Counter-Terrorism: Exploiting Cell Phones in Iraq


April 26, 2006: Cell phones are turning out to be a major terrorist vulnerability. When Saddam ruled Iraq, he did not allow a cell phone system to be installed, fearing that these devices would assist his enemies. In the last few years, cell phone service has flooded Iraq, and there are now over four million users. While cell phones have been used to detonate IEDs, the terrorists have found much cheaper substitutes (door openers, remote control toys, etc) for that task. The terrorists and anti-government forces find the cell phones much more useful for communication. Especially for Iraqi terrorists, cell phones were like a new toy, and users quickly became addicted. That turned out to be a mistake. The United States has lots of equipment that can do lots of stuff (much of it classified) to extract all sorts of data from cell phone systems. The terrorists already know a lot about these capabilities. They are not stupid, and the word gets around. But the cell phones are just too useful to abandon. The more disciplined terrorist groups are more careful, and will simply not use cell phones during some operations. But many of the anti-government forces continue to rely on the convenience of the cell phones.

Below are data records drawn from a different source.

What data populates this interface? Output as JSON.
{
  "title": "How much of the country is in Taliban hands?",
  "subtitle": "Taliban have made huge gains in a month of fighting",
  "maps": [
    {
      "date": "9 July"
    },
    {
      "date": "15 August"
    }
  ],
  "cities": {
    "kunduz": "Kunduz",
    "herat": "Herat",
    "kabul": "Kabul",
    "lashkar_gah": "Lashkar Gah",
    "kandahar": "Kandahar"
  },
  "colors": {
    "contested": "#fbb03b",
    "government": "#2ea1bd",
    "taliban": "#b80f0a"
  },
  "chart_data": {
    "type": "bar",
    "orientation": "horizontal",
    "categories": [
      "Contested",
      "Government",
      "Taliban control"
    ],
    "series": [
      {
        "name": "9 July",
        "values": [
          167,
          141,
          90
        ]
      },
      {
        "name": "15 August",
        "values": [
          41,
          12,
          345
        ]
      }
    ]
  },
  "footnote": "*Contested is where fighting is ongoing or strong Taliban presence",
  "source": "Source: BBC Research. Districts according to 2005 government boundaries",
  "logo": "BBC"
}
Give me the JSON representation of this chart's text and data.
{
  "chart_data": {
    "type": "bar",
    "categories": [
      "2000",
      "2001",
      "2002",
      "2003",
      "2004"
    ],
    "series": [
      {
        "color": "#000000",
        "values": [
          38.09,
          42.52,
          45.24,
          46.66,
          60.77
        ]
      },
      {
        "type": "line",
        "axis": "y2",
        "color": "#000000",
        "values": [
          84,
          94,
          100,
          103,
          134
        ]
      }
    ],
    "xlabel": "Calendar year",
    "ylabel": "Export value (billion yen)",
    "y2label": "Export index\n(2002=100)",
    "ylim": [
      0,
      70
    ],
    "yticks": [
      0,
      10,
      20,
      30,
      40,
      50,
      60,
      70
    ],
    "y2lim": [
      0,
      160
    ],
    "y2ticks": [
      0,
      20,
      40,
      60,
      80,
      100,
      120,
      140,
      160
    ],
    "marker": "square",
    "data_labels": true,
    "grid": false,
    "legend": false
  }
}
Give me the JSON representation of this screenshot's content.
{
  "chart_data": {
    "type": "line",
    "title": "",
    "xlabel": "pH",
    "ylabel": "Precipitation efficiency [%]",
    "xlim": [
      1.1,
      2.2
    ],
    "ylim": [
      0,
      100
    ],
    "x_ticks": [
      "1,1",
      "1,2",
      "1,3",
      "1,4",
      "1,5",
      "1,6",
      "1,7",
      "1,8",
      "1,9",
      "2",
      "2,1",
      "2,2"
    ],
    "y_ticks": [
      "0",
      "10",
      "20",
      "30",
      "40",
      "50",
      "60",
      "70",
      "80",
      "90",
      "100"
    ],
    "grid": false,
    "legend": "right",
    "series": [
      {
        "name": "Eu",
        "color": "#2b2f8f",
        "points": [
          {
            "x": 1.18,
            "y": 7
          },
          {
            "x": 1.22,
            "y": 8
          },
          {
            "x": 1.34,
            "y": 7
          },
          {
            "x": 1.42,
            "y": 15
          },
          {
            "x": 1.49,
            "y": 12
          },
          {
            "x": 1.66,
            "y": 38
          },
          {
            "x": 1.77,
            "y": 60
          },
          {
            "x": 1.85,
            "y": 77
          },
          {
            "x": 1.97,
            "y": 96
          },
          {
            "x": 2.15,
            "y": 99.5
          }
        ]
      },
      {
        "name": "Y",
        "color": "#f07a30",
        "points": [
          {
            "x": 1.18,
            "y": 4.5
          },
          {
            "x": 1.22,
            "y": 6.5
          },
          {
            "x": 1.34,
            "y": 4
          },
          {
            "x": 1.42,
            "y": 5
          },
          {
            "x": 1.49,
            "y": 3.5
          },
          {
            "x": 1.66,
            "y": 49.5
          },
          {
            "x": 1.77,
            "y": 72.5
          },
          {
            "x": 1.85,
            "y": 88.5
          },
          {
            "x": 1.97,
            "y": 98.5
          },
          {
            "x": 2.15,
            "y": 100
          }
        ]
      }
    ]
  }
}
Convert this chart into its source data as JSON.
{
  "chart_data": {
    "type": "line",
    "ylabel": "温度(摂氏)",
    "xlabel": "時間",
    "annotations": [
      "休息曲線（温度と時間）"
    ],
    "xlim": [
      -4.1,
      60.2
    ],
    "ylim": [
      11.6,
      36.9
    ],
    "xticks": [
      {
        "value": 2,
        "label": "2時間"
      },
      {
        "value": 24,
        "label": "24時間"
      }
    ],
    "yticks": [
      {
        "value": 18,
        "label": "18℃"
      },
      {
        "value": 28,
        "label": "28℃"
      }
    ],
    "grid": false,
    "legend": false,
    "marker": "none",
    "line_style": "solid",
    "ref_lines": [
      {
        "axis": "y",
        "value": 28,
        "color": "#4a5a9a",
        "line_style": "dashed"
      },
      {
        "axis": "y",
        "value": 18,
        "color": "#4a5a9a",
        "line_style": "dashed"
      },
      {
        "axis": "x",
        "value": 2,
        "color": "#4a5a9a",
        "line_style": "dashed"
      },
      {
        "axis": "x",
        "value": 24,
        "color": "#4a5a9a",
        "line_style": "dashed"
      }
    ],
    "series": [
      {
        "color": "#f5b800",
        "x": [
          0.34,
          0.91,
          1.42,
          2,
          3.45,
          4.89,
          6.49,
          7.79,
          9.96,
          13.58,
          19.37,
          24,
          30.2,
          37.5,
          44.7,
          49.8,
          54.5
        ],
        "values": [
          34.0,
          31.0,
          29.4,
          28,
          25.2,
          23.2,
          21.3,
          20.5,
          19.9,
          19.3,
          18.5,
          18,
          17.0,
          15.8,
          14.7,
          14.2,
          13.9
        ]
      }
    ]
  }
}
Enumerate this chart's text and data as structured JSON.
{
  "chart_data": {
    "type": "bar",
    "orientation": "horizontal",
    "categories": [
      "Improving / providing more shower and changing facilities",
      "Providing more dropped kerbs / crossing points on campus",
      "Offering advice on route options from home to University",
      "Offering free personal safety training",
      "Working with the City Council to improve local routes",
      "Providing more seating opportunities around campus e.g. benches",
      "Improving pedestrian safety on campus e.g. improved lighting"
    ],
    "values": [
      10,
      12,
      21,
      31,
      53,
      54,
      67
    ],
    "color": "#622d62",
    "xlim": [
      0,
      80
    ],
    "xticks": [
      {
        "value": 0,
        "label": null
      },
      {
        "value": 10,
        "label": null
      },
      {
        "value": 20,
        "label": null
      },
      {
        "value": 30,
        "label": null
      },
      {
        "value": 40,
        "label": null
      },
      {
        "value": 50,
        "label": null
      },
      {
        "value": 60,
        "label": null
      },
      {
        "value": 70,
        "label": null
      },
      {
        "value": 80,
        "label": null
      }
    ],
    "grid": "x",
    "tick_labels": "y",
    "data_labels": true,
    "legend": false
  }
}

American capabilities go beyond eavesdropping conversations, monitoring patterns of use ("traffic analysis") and tracking the locations of users. Where possible, U.S. troops (or, usually, their interpreters, who speak the local accent), will take over a number, or the phone itself (if the previous user is now a captive, or a corpse) and "play" the bad guys on the other end.

It's a new kind of war, much unlike previous games played on military radio networks. Everyone has a cell phone, and everyone can play, or get played.